Miller Williams, who died on New Year's Day at 84, led an exemplary literary life. Poet, professor, mentor, he spent the last half century actively engaged in not just his own work but also facilitating the work of others; at Loyola University, he started the New Orleans Review, and later, after moving to the University of Arkansas (where he taught until his retirement in 2003), he founded and directed the University of Arkansas Press.
He also served as poet for Bill Clinton's second presidential inauguration and was the father of the musician Lucinda Williams, with whom he performed, at times, during his later years. "My poetry and her songs," William said in a 2004 interview, "— you could say they both have dirt under the fingernails. In my writing, I try to get down to the nuts and bolts of living, and there's no question that Lucinda does that, too."
"Dirt under the fingernails" is a perfect description of Williams' ethos as a poet; his work is hand-made in the finest sense. Direct, occasionally rough-hewn but always elegant, he found emotion, soul even, in the concrete.
Here, in its entirety, is perhaps his best-known poem, "Compassion," which (among other things) inspired his daughter's latest album:
Have compassion for everyone you meet,
even if they don't want it. What seems conceit,
bad manners, or cynicism is always a sign
of things no ears have heard, no eyes have seen.
You do not know what wars are going on
down there where the spirit meets the bone.

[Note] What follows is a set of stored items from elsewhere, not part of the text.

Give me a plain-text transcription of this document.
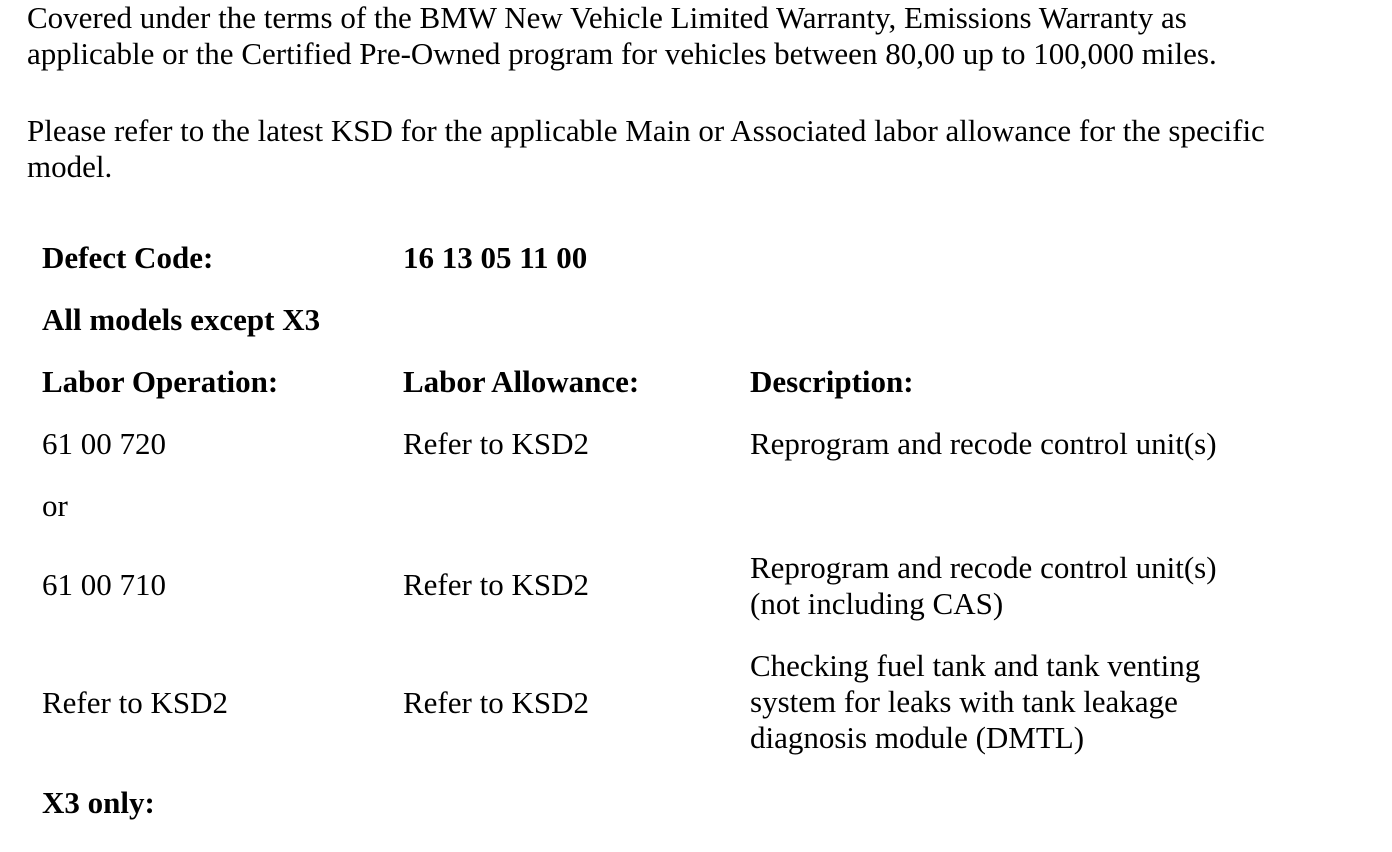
Covered under the terms of the BMW New Vehicle Limited Warranty, Emissions Warranty as
applicable or the Certified Pre-Owned program for vehicles between 80,00 up to 100,000 miles.

Please refer to the latest KSD for the applicable Main or Associated labor allowance for the specific
model.

Defect Code:	16 13 05 11 00
All models except X3
Labor Operation:	Labor Allowance:	Description:
61 00 720	Refer to KSD2	Reprogram and recode control unit(s)
or
61 00 710	Refer to KSD2	Reprogram and recode control unit(s)
(not including CAS)
Refer to KSD2	Refer to KSD2
Checking fuel tank and tank venting
system for leaks with tank leakage
diagnosis module (DMTL)
X3 only:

It's a brilliant piece of work, a lesson in both directness and compression, highlighting what Williams saw as poetry's central sustenance: "to be in touch with that part of ourselves we call the human spirit."
That assertion comes from the book "Making a Poem: Some Thoughts About Poetry and the People Who Write It," which appeared in 2006. There, Williams distills a lifetime of writing and thinking about verse to make a case for poetry as essential to our collective inner life.
Especially in the current moment — a moment of dislocation, in which we are often degraded, asked to set aside our humanness in the slipstream of technology and corporate culture — poetry, Williams suggested, might offer us a way of reconnecting with ourselves.
"I'm not offering a cure for the world's ills," he wrote, "or pep pills for the despondent, or a way to happiness, but I am committed to the belief that poetry — as well as painting and sculpture, music and dance and drama — in a time when we are sometimes tempted to pull away from the world, in a time when there is so much to withdraw from, in a time when we may forget that to be a little bit numb, to be a little anesthetized, is to be a little bit dead, may in a small way help to keep us alive."
As to what that means, Williams had few illusions; he understood what life demands. "Some of what we do," he insists in "Love Poem with Toast,"
to make things happen,
the alarm to wake us up, the coffee to perc,
the car to start.
The rest of what we do, we do
trying to keep something from doing something,
the skin from aging, the hoe from rusting,
the truth from getting out.
Yes, yes, I want to say, that's it exactly: the interplay between inner and outer, between who we are, really, and what we do to be part of the world. Living is hard, which means poetry can be a consolation, but even more than that, it offers us a lens through which to reveal — to celebrate, even — who we are.
Or, as Williams wrote in "Of History and Hope," the poem he delivered at Clinton's inauguration:
But where are we going to be, and why, and who?
The disenfranchised dead want to know.
We mean to be the people we meant to be,
to keep on going where we meant to go.